WASHINGTON, D.C. (October 26, 2019) – Earlier this week, Congresswoman Robin Kelly (D-IL) and Congresswoman Cathy McMorris Rodgers (R-WA) introduced the US SAFE WEB Extension Act to extend the U.S. SAFE WEB Act of 2006 for an additional seven years and enable the Federal Trade Commission to protect Americans from fraud, spam, and deception online.
“In 2019, those seeking to deceive and commit fraud often use international borders as a shield against law enforcement. We should be able to address this malicious activity that targets American families by working with our international law enforcement partners,” said Congresswoman Robin Kelly. “This important bipartisan measure will ensure that the Federal Trade Commission has the resources and authority to cooperate with foreign law enforcement agencies and tackle fraud and deception.”
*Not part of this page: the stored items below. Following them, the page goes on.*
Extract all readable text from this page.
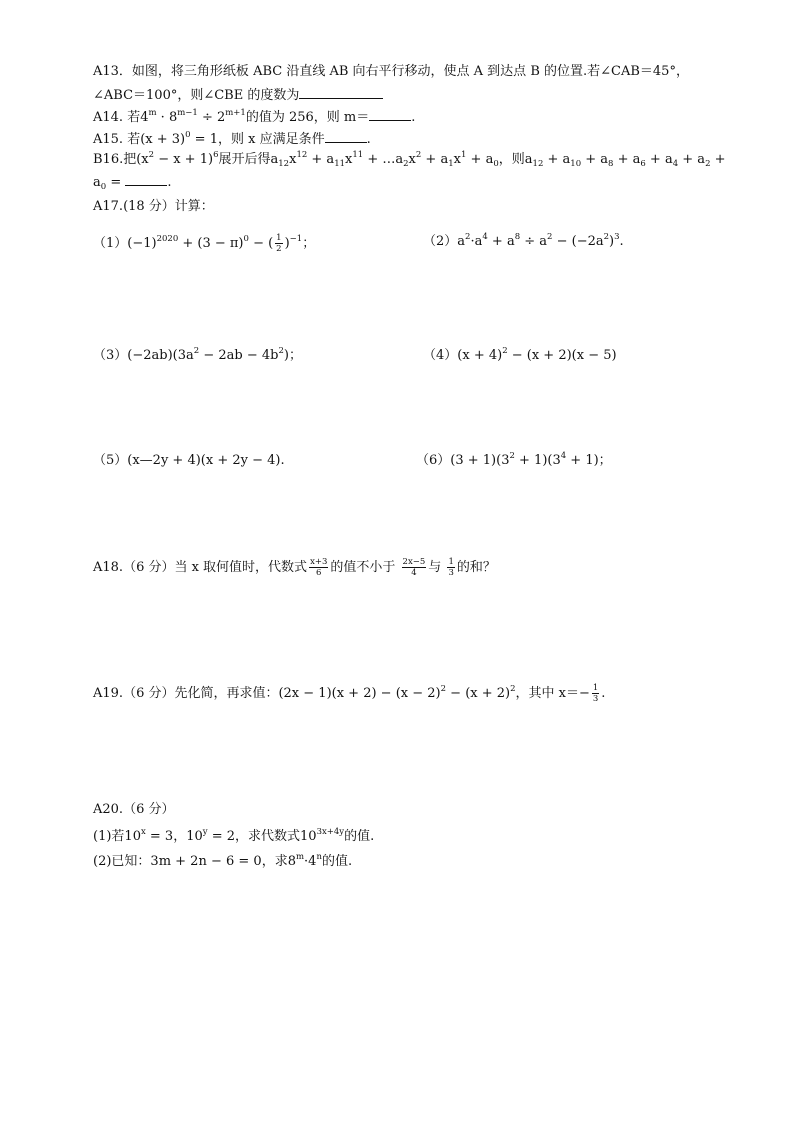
A13．如图，将三角形纸板 ABC 沿直线 AB 向右平行移动，使点 A 到达点 B 的位置.若∠CAB＝45°，
∠ABC＝100°，则∠CBE 的度数为
A14. 若$4^m \cdot 8^{m-1} \div 2^{m+1}$的值为 256，则 m＝	.
A15. 若$(x + 3)^0 = 1$，则 x 应满足条件	.
B16.把$(x^2 - x + 1)^6$展开后得$a_{12}x^{12} + a_{11}x^{11}$ + $\dots a_2x^2 + a_1x^1 + a_0$，则$a_{12} + a_{10} + a_8 + a_6 + a_4 + a_2$ +
$a_0$ =	.
A17.(18 分）计算：
$(1)(-1)^{2020} + (3 - \pi)^0$ − ( $\frac{1}{2} )^{-1}$；	$(2)a^2\cdot a^4 + a^8 \div a^2 - (-2a^2)^3$.
$(3)(-2ab)(3a^2 - 2ab - 4b^2)$；	$(4)(x + 4)^2 - (x + 2)(x - 5)$
（5）(x—2y + 4)(x + 2y − 4).	$(6)(3 + 1)(3^2 + 1)(3^4 + 1)$；
A18.（6 分）当 x 取何值时，代数式 $\frac{x+3}{6}$ 的值不小于 $\frac{2x-5}{4}$ 与 $\frac{1}{3}$ 的和？
A19.（6 分）先化简，再求值：$(2x - 1)(x + 2) - (x - 2)^2 - (x + 2)^2$，其中 $x=- \frac{1}{3}$ .
A20.（6 分）
(1)若$10^x = 3$，$10^y = 2$，求代数式$10^{3x+4y}$的值.
(2)已知：3m + 2n − 6 = 0，求$8^m\cdot 4^n$的值.
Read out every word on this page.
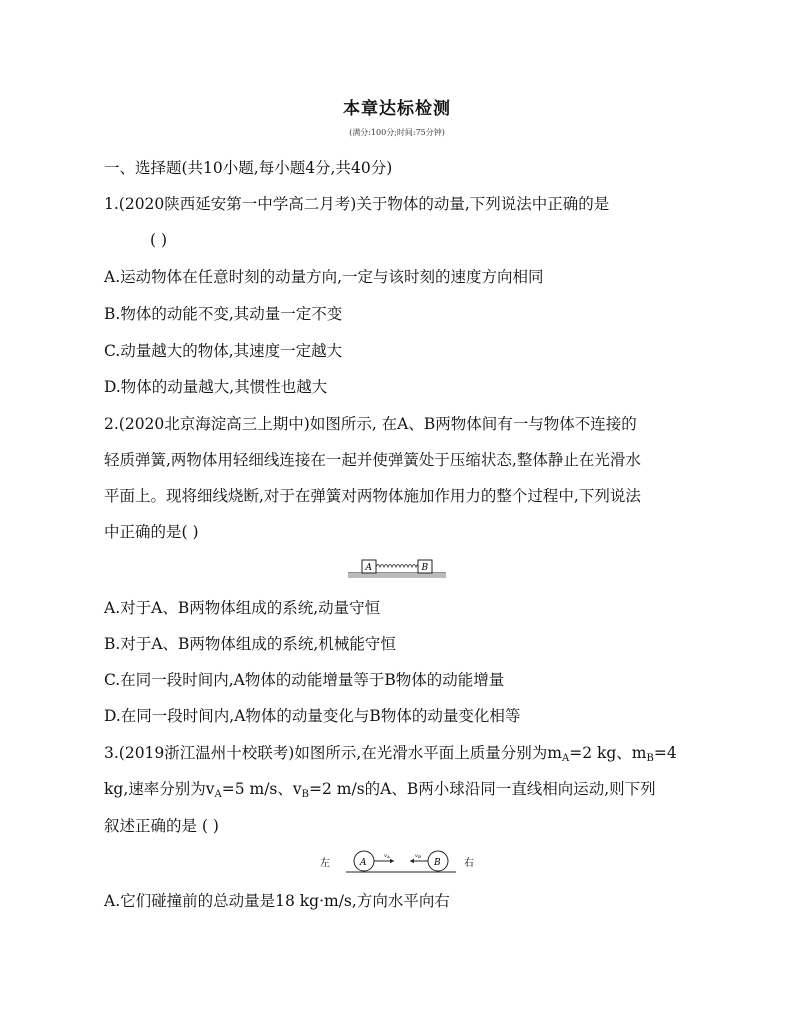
本章达标检测
(满分:100分;时间:75分钟)
一、选择题(共10小题,每小题4分,共40分)
1.(2020陕西延安第一中学高二月考)关于物体的动量,下列说法中正确的是
( )
A.运动物体在任意时刻的动量方向,一定与该时刻的速度方向相同
B.物体的动能不变,其动量一定不变
C.动量越大的物体,其速度一定越大
D.物体的动量越大,其惯性也越大
2.(2020北京海淀高三上期中)如图所示, 在A、B两物体间有一与物体不连接的
轻质弹簧,两物体用轻细线连接在一起并使弹簧处于压缩状态,整体静止在光滑水
平面上。现将细线烧断,对于在弹簧对两物体施加作用力的整个过程中,下列说法
中正确的是( )
A	B
A.对于A、B两物体组成的系统,动量守恒
B.对于A、B两物体组成的系统,机械能守恒
C.在同一段时间内,A物体的动能增量等于B物体的动能增量
D.在同一段时间内,A物体的动量变化与B物体的动量变化相等
3.(2019浙江温州十校联考)如图所示,在光滑水平面上质量分别为$m_A=2$ kg、$m_B=4$
kg,速率分别为$v_A=5$ m/s、$v_B=2$ m/s的A、B两小球沿同一直线相向运动,则下列
叙述正确的是 ( )
左	右
A	B
v A	v B
A.它们碰撞前的总动量是18 kg·m/s,方向水平向右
“The Internet knows no borders, and too often, the threats we face online don’t come from here in the United States,” said Congresswoman McMorris Rodgers. “We need the tools to address online threats across international boundaries. That’s why Congress developed the SAFE WEB Act in 2006. It enables the Federal Trade Commission to step in and address international threats online to protect Americans’ privacy and sensitive or financial information. This bill will extend the SAFE WEB Act for an additional seven years to continue fighting cyberthreats around the world.”
NOTE: The Undertaking Spam, Spyware, And Fraud Enforcement With Enforcers beyond Borders Act of 2006 (U.S. SAFE WEB Act) gives the FTC critical powers to enhance cross-border cooperation on consumer protection investigations and fraud actions, as well as to support cross-border data transfer mechanisms like the EU-U.S. Privacy Shield.
Congress enacted the U.S. SAFE WEB Act in 2006 and reauthorized it in 2012 for the period through September 2020.